The certs, and how I actually studied

I studied for certifications using YouTube and Google. That is not me being humble, that was literally the entire budget. My first was the CompTIA A+, and it gave me the foundation I had been missing. Then I added the MS-900 and AZ-900, two more entry-level certs that opened up the Microsoft and cloud side of things.

I did not just memorize for the exams either. I built small labs and projects on the side and practiced everything I could get my hands on, the same way I used to take games apart as a kid. The certs got me past the filter. The hands-on practice is what let me actually answer questions once I was in the room.

The numbers game nobody warns you about

Then I applied. Every day, nine to five, like applying was the job, because for a while it was. I did that for four months. Most of it was silence. I was close to giving up when the interviews finally started landing in my inbox.

The interviews humbled me. I would prepare for hours, script exactly what I planned to say, and they would still catch me off guard. I failed a lot of them. But I kept going, and eventually I made it to the third round of my dream help desk job. I went onsite, met the whole team, and I wanted it so badly that I think they could see it on me.

They hired me. Later they told me there were more experienced candidates they could have picked, but they went with me because of how clearly I wanted to learn and grow. Hold onto that if you take nothing else from this. Hunger is a qualification, and the right team knows how to spot it.

What the job actually taught me

It was an onsite help desk role at an MSP, and it was chaos. Brutally busy, understaffed, tickets flying at me from every direction at once. I lasted eight months and learned more in them than a degree would ever have taught me, because there was nowhere to hide. You learn fast when there is no other option.

After that I wanted something calmer, and right when I stopped looking, a recruiter reached out. I took an internal IT role at a pharmacy. Smaller and slower, and because it was small I got to do real system administration and climb a few rungs I would not have reached at a bigger place. I finally had room to breathe and study, and I used it to pass my Network+ and Security+. About two years into IT, I actually felt experienced.

Why I built this

Around then I started posting tech content on TikTok and Instagram, and it took off.

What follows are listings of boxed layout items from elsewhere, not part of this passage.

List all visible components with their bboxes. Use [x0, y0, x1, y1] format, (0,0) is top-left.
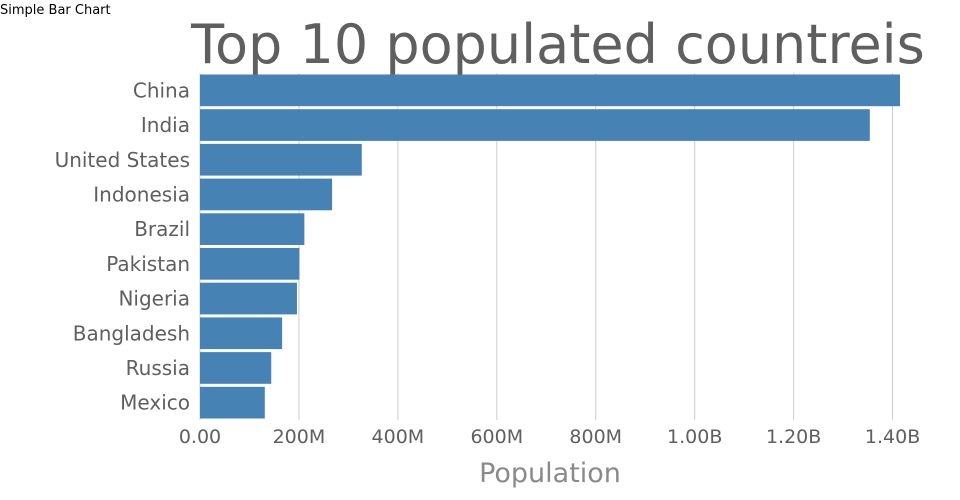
- category-label: Bangladesh: [73, 321, 190, 345]
- category-label: India: [141, 113, 190, 137]
- bars: [200, 74, 900, 419]
- bar: [200, 213, 305, 245]
- category-label: Nigeria: [118, 287, 190, 311]
- category-label: China: [133, 78, 190, 102]
- bar: [200, 352, 272, 384]
- category-label: Russia: [126, 356, 190, 380]
- bar: [200, 386, 265, 419]
- chart-title: Top 10 populated countreis: [190, 13, 925, 76]
- x-tick-label: 600M: [470, 426, 523, 448]
- bar: [200, 109, 870, 141]
- x-tick-label: 1.40B: [865, 426, 920, 448]
- bar: [200, 282, 297, 315]
- bar: [200, 74, 900, 107]
- category-label: Brazil: [134, 217, 190, 241]
- category-label: Indonesia: [93, 182, 190, 206]
- x-tick-label: 1.20B: [766, 426, 821, 448]
- x-tick-label: 1.00B: [667, 426, 722, 448]
- category-label: Pakistan: [106, 252, 190, 276]
- x-tick-label: 800M: [569, 426, 622, 448]
- x-tick-label: 0.00: [179, 426, 221, 448]
- page-label: Simple Bar Chart: [0, 3, 111, 18]
- category-labels: China India United States Indonesia Brazil Pa…: [55, 78, 190, 414]
- bar: [200, 178, 333, 211]
- category-label: Mexico: [120, 391, 190, 415]
- x-tick-labels: 0.00 200M 400M 600M 800M 1.00B 1.20B 1.40B: [179, 426, 920, 448]
- bar: [200, 248, 300, 280]
- bar: [200, 317, 283, 350]
- x-tick-label: 400M: [372, 426, 425, 448]
- category-label: United States: [55, 148, 190, 172]
- x-axis-title: Population: [479, 458, 621, 489]
- x-tick-label: 200M: [273, 426, 326, 448]
- gridlines: [199, 73, 894, 420]
- bar: [200, 143, 362, 176]
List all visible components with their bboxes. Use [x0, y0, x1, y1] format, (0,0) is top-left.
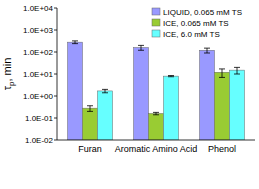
legend-swatch [152, 30, 160, 37]
chart-container: 1.0E-02 1.0E-01 1.0E+00 1.0E+01 1.0E+02 1.0E+… [0, 0, 259, 189]
bar [98, 91, 113, 140]
error-bar [138, 45, 144, 50]
error-stem [90, 106, 91, 112]
y-tick-label: 1.0E+01 [23, 70, 54, 79]
error-cap [102, 89, 108, 90]
y-tick-label: 1.0E+00 [23, 92, 54, 101]
y-tick [54, 74, 57, 75]
error-cap [219, 77, 225, 78]
legend-swatch [152, 19, 160, 26]
error-cap [168, 75, 174, 76]
error-stem [105, 89, 106, 92]
error-cap [153, 112, 159, 113]
error-cap [87, 105, 93, 106]
error-cap [234, 74, 240, 75]
error-cap [87, 111, 93, 112]
error-cap [153, 114, 159, 115]
y-tick [54, 52, 57, 53]
error-bar [72, 41, 78, 44]
error-bar [234, 67, 240, 74]
y-tick-label: 1.0E+02 [23, 48, 54, 57]
chart-svg: 1.0E-02 1.0E-01 1.0E+00 1.0E+01 1.0E+02 1.0E+… [0, 0, 259, 189]
y-tick [54, 8, 57, 9]
error-cap [219, 68, 225, 69]
bars [68, 41, 245, 140]
y-label-part: , min [1, 58, 13, 82]
y-tick-label: 1.0E-02 [25, 136, 54, 145]
y-tick-label: 1.0E+03 [23, 26, 54, 35]
error-bar [219, 69, 225, 77]
bar [200, 50, 215, 140]
error-bar [87, 106, 93, 112]
bar [164, 76, 179, 140]
legend-label: ICE, 0.065 mM TS [163, 19, 229, 28]
y-tick [54, 118, 57, 119]
error-stem [237, 67, 238, 74]
y-tick [54, 30, 57, 31]
y-axis-label: τp, min [1, 58, 16, 91]
error-cap [102, 92, 108, 93]
legend-label: LIQUID, 0.065 mM TS [163, 8, 242, 17]
error-cap [72, 43, 78, 44]
x-tick-label: Phenol [208, 144, 236, 154]
y-tick [54, 140, 57, 141]
error-cap [72, 40, 78, 41]
x-tick-label: Aromatic Amino Acid [115, 144, 198, 154]
bar [230, 70, 245, 140]
legend-label: ICE, 6.0 mM TS [163, 30, 220, 39]
bar [149, 114, 164, 140]
error-cap [234, 67, 240, 68]
error-bar [168, 76, 174, 77]
bar [83, 108, 98, 140]
error-cap [138, 45, 144, 46]
error-bar [204, 48, 210, 53]
x-axis [57, 140, 255, 141]
y-tick-label: 1.0E+04 [23, 4, 54, 13]
bar [68, 42, 83, 140]
bar [215, 72, 230, 140]
error-cap [168, 76, 174, 77]
error-stem [141, 45, 142, 50]
error-stem [207, 48, 208, 53]
y-tick-label: 1.0E-01 [25, 114, 54, 123]
error-stem [222, 69, 223, 77]
error-cap [204, 48, 210, 49]
error-cap [204, 53, 210, 54]
x-tick-label: Furan [78, 144, 102, 154]
y-tick [54, 96, 57, 97]
error-cap [138, 50, 144, 51]
legend: LIQUID, 0.065 mM TS ICE, 0.065 mM TS ICE, … [152, 8, 242, 39]
bar [134, 48, 149, 140]
legend-swatch [152, 8, 160, 15]
error-bar [102, 89, 108, 92]
error-bar [153, 112, 159, 114]
error-stem [75, 41, 76, 44]
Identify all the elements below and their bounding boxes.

I built a Discord for people trying to break into IT without a degree, and the community kept growing. Talking to all of them, I kept hearing the same trap I had clawed my way out of. Entry-level jobs want experience. The only way to get experience is a job. It is a loop, and a lot of genuinely capable people get stuck in it and give up.

So I built the thing I wish I had had. A realistic IT support simulator, where you get real hands-on help desk experience before anyone hands you the job. Real tickets, real tools, the actual rhythm of the work, so that when you walk into an interview you can talk about what you have done instead of what you are hoping to do. That is the entire reason it exists, and it is why I eventually quit my own 9-to-5 to build it and help people break in the same way I did.

If that is you, sitting where I sat, with more drive than credentials, you are not behind. You are exactly the person I built this for.

Common questions

Do you need a degree to work in IT?

No. Plenty of people, me included, get into IT with certifications and hands-on practice instead of a degree. A degree can help, but it is not required for help desk and many other entry-level roles.

What certifications should I get first?

The CompTIA A+ is the standard starting point. From there the MS-900 and AZ-900 cover Microsoft and cloud basics, and Network+ and Security+ deepen your foundation as you grow.

How long does it take to break into IT with no degree?

It varies, but expect months, not days. For me it was a few months of studying certs and four months of applying daily before the offers came. Consistency matters more than speed.

Is help desk a good first IT job?

Yes. It throws you into real problems across the whole stack and teaches you fast. Most IT careers start there, and the experience compounds quickly.